Has there ever been documented evidence of animals other than humans making art or symbols?
Symbols look pretty easy to document. A symbol is something concrete with a meaning of its own, that also refers to something other than itself.
This sentence is not a symbol, but merely a string of signs - there is no meaning except the one that we have agreed to as our interpretation of these
signs. If I draw a cross, though, it is both a real object, a tool for killing someone, and also a reference to all manner of things Christian.
Therefore, the cross is a symbol. Unless, of course, it is the is one: +.
That is a big complication, then, You cannot tell by looking whether something is or is not a symbol. But you can often tell by behavior of the symbol
user that something enjoys "dual meaning."
Pet owners routinely report that domestic animals display individual ownership over toys. The whole idea of toy, of course, is symbolic. And, because
domestic dogs and gray wolf are the same species, we can be sure that their shared behavior is not some imitation of us, but something authentically
"lupine."
Both dogs and wolves play a form of "tug of war" with found wooden sticks. Who wins depends on social status, which can be verified behaviorally
(for example, who wins tug-of-war with sticks eats real food first).
Short of being a gray wolf, I cannot be certain about the meaning of the behavior, of course. But it seems much more likely than not that the stick is
both a thing-in-itself (the game medium) and a reference to the social order of the pack. Many people conjecture that the reference is even more
specific, stick ~ bone of the prey, but any dual reference at all suffices to establish symbol use.
Art is trickier.
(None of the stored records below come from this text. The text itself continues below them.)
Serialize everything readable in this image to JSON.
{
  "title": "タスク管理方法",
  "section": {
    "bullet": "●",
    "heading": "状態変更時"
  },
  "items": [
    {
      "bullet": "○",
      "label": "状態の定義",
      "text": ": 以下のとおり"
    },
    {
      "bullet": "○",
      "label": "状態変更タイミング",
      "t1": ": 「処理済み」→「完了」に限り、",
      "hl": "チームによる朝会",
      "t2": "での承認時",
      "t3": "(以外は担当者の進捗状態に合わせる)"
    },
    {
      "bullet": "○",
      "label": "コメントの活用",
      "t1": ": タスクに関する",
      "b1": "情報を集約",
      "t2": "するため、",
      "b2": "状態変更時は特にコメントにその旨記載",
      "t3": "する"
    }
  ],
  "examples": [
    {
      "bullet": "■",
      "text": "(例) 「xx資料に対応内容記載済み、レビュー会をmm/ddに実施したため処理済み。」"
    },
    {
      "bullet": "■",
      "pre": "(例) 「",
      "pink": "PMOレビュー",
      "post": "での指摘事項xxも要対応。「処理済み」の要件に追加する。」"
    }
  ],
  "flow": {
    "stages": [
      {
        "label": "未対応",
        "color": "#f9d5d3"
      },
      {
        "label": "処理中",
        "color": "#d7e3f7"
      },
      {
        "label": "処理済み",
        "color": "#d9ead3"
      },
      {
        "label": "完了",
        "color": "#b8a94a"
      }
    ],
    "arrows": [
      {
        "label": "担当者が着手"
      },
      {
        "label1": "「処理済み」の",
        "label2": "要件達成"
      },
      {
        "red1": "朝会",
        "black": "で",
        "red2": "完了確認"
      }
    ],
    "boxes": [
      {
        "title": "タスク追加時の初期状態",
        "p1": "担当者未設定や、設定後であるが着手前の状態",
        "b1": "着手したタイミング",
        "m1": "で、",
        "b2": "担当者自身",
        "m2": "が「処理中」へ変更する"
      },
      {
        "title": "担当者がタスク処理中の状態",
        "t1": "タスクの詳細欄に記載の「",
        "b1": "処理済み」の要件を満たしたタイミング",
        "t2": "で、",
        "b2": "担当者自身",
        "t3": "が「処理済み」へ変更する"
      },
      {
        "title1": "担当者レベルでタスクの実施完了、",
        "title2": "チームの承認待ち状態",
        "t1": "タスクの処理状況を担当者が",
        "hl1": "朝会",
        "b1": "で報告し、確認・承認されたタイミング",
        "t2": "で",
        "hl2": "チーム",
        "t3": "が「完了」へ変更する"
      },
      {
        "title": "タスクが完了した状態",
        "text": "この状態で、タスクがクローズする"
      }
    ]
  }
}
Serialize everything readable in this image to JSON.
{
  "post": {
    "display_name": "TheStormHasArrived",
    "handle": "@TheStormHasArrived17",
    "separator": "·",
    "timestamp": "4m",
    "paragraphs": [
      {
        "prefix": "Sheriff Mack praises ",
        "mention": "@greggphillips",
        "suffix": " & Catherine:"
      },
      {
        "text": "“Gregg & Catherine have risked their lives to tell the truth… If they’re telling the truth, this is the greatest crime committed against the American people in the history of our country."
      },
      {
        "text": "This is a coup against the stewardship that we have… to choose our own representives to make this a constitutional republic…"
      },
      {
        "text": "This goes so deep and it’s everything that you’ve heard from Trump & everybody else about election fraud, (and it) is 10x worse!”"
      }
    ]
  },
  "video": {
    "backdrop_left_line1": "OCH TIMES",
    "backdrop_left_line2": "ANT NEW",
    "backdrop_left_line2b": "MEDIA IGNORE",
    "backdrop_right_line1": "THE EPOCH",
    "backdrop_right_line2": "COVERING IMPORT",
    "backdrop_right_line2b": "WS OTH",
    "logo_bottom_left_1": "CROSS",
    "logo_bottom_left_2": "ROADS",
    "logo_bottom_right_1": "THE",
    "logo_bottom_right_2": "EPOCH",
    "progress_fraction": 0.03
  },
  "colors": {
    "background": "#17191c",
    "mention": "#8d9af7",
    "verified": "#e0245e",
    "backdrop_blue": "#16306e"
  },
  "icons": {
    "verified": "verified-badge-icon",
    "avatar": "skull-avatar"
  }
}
Unlike
symbol, it lacks an operational definition, and like
natural language, such definition as it has is
species-specific to
homo sapiens. For example, no matter how physically unlikely it is that human beings would paint in that space in Lascaux
(it is difficult to get to, cramped to work in, and there is not enough natural light for humans to work by - in color), it doesn't even occur to us
that the paintings are anything other than a human production.
What the elephants paint is interesting, but it is not
representational art. Even if it is representational to
them, it isn't to us, so
it isn't representational art. Who has the hyoid bone makes the rules.
If we ever decode dolphin sound, then the situation will be similar. One way or another, it will not be language. Then again, they probably say the
same thing about us
.
As to history, there is some evidence that elephants may have an "oral tradition." For example, they seem to "remember" where their ancestors have
found water during a drought, even if the elephant seeking the water hasn't experienced drought before.
That doesn't imply a use for an inanimate physical record. They are nomadic, and don't have pockets, so it is unclear what benefit any sort of token
could be to them. They are better off telling their descendants things and remembering what they have been told (assuming that that is what is going
on).
Even among humans, writing is much newer than language, and it is throroughly unclear what early representational art represented. The animals on the
walls of Lascaux do not reflect the fauna with whom the artists dealt in any simple way. For all we know, then, these could be dream records.